We all love a well baked cake. Thinking about the cake my mother used to bake just makes me go into dream land. She wasn’t a professional baker, but knew the essentials to bake a cake. The edges would have burnt a bit, the awesome taste of butter, and the sweet vanilla fragrancing the house…it was irresistible. A friend of mine recently baked a cake and it tasted almost similar to what my mom used to make. I am yet to ask her for the recipe. Although I can’t guarantee you a cake that taste like my mom’s, there are a few secrets that you can follow to get your perfect cake.
Just make sure you have the basic baking tools at hand. So lets start…

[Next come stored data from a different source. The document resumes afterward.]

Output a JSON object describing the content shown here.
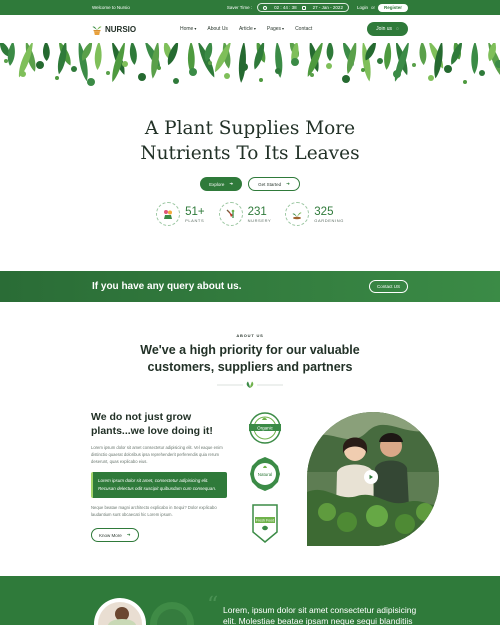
{
  "topbar": {
    "welcome": "Welcome to Nursio",
    "saver_label": "Saver Time :",
    "timer": "02 : 44 : 38",
    "date": "27 - Jan - 2022",
    "login": "Login",
    "or": "or",
    "register": "Register"
  },
  "nav": {
    "logo_text": "NURSIO",
    "items": [
      {
        "label": "Home",
        "dropdown": true
      },
      {
        "label": "About Us",
        "dropdown": false
      },
      {
        "label": "Article",
        "dropdown": true
      },
      {
        "label": "Pages",
        "dropdown": true
      },
      {
        "label": "Contact",
        "dropdown": false
      }
    ],
    "join": "Join us"
  },
  "hero": {
    "title_line1": "A Plant Supplies More",
    "title_line2": "Nutrients To Its Leaves",
    "explore": "Explore",
    "get_started": "Get Started",
    "stats": [
      {
        "value": "51+",
        "label": "PLANTS",
        "icon": "flower-icon"
      },
      {
        "value": "231",
        "label": "NURSERY",
        "icon": "shovel-icon"
      },
      {
        "value": "325",
        "label": "GARDENING",
        "icon": "sprout-icon"
      }
    ]
  },
  "query": {
    "text": "If you have any query about us.",
    "button": "Contact US"
  },
  "about": {
    "tag": "ABOUT US",
    "heading_line1": "We've a high priority for our valuable",
    "heading_line2": "customers, suppliers and partners",
    "sub_line1": "We do not just grow",
    "sub_line2": "plants...we love doing it!",
    "para1": "Lorem ipsum dolor sit amet consectetur adipisicing elit. Vel eaque enim distinctio quaerat doloribus ipsa reprehenderit perferendis quia rerum deserunt, quas explicabo eius.",
    "quote": "Lorem ipsum dolor sit amet, consectetur adipisicing elit. Recusan delectus odit suscipit quibusdam cum consequan.",
    "para2": "Neque beatae magni architecto explicabo in Sequi? Dolor explicabo laudantium sunt obcaecati hic Lorem ipsum.",
    "know_more": "Know More",
    "badges": [
      "Organic",
      "Natural",
      "Fresh Food"
    ]
  },
  "testimonial": {
    "text_line1": "Lorem, ipsum dolor sit amet consectetur adipisicing",
    "text_line2": "elit. Molestiae beatae ipsam neque sequi blanditiis"
  },
  "colors": {
    "brand_green": "#2f7a3a",
    "accent_lime": "#a4d46a"
  }
}
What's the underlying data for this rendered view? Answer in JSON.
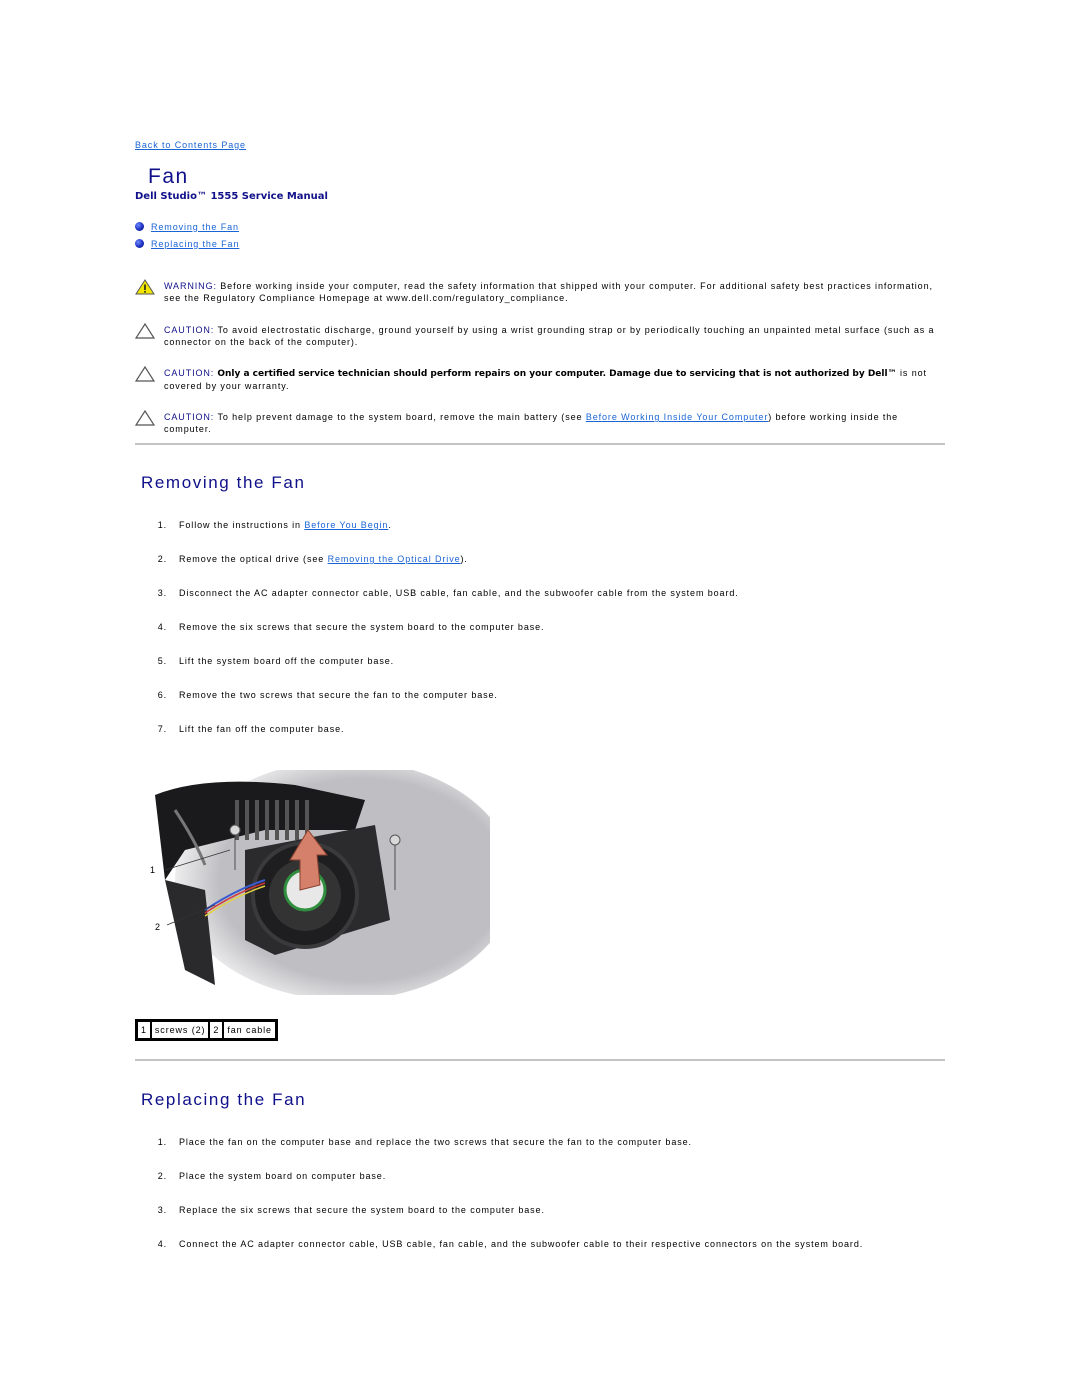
{
  "header": {
    "back_link": "Back to Contents Page",
    "page_title": "Fan",
    "manual_title": "Dell Studio™ 1555 Service Manual"
  },
  "toc": [
    {
      "label": "Removing the Fan",
      "icon": "bullet-icon"
    },
    {
      "label": "Replacing the Fan",
      "icon": "bullet-icon"
    }
  ],
  "notices": [
    {
      "icon": "warning-icon",
      "label": "WARNING:",
      "text": " Before working inside your computer, read the safety information that shipped with your computer. For additional safety best practices information, see the Regulatory Compliance Homepage at www.dell.com/regulatory_compliance."
    },
    {
      "icon": "caution-icon",
      "label": "CAUTION:",
      "text": " To avoid electrostatic discharge, ground yourself by using a wrist grounding strap or by periodically touching an unpainted metal surface (such as a connector on the back of the computer)."
    },
    {
      "icon": "caution-icon",
      "label": "CAUTION:",
      "bold_text": " Only a certified service technician should perform repairs on your computer. Damage due to servicing that is not authorized by Dell™",
      "text": " is not covered by your warranty."
    },
    {
      "icon": "caution-icon",
      "label": "CAUTION:",
      "text_before": " To help prevent damage to the system board, remove the main battery (see ",
      "link": "Before Working Inside Your Computer",
      "text_after": ") before working inside the computer."
    }
  ],
  "removing": {
    "title": "Removing the Fan",
    "steps": [
      {
        "num": "1.",
        "before": "Follow the instructions in ",
        "link": "Before You Begin",
        "after": "."
      },
      {
        "num": "2.",
        "before": "Remove the optical drive (see ",
        "link": "Removing the Optical Drive",
        "after": ")."
      },
      {
        "num": "3.",
        "text": "Disconnect the AC adapter connector cable, USB cable, fan cable, and the subwoofer cable from the system board."
      },
      {
        "num": "4.",
        "text": "Remove the six screws that secure the system board to the computer base."
      },
      {
        "num": "5.",
        "text": "Lift the system board off the computer base."
      },
      {
        "num": "6.",
        "text": "Remove the two screws that secure the fan to the computer base."
      },
      {
        "num": "7.",
        "text": "Lift the fan off the computer base."
      }
    ],
    "figure": {
      "callout_1": "1",
      "callout_2": "2"
    },
    "callouts": [
      {
        "num": "1",
        "label": "screws (2)"
      },
      {
        "num": "2",
        "label": "fan cable"
      }
    ]
  },
  "replacing": {
    "title": "Replacing the Fan",
    "steps": [
      {
        "num": "1.",
        "text": "Place the fan on the computer base and replace the two screws that secure the fan to the computer base."
      },
      {
        "num": "2.",
        "text": "Place the system board on computer base."
      },
      {
        "num": "3.",
        "text": "Replace the six screws that secure the system board to the computer base."
      },
      {
        "num": "4.",
        "text": "Connect the AC adapter connector cable, USB cable, fan cable, and the subwoofer cable to their respective connectors on the system board."
      }
    ]
  },
  "colors": {
    "heading": "#10108a",
    "link": "#1a64d6",
    "rule": "#c4c4c4",
    "warning_fill": "#f2e600"
  }
}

- Get to know your oven – There are fan forced ovens and standard ones. If you have a fan forced oven, ideally you need to reduce the oven temperature by 10 – 20 degrees if the recipes doesn’t mention anything in particular about using one. Again, this is something that you need to experiment and adjust. For example, I use a fan forced oven and bake cakes at 160 degrees if the recipe asks for 180 degrees. Placing your cakes in the center shelf is ideal, but does not really matter in a fan forced oven as the air is distributed evenly unlike in a standard oven. When checking the cake, open and close the door very gently to avoid disturbing the air bubbles in the batter.
- Use good quality butter – I don’t mean expensive, but something that is mid range and tastes good. It is better to use butter at room temperature, as it will help you to cream butter and sugar easily, if the recipes calls for this. Also, adding flavor into butter while creaming is best, as butter helps disperse the flavor.
- Always try to weigh your ingredients – In some recipes I have seen they give both weights as well as measurements of the ingredients side by side. Try to stick to weighing your ingredients to get the perfect cake. If you measure your ingredients, level the scoop or cup with a spatula, unless the recipes says heaping tablespoon or cup.
- Mixing – Don’t over mix your batter, this will toughen the cake.
- Cooling – Allow your cake to cool down completely before you frost it.
- Frosting – Apply a thin layer of frosting on the cake and let it set before you apply buttercream or fondant. This is also called as crumb coating. It basically seals the crumbs in the frosting.
- Fondant – is a sugar paste. It is also known as RTR, i.e., ready to roll icing, in some countries. It mainly has sugar, glycerine and gelatin with some recipes that include cream or marshmallows. Once the frosting on the cake has set, roll out a thin layer of fondant and wrap it around the cake.
Follow all these instructions and I am sure you will be on you way to baking your perfect cakes.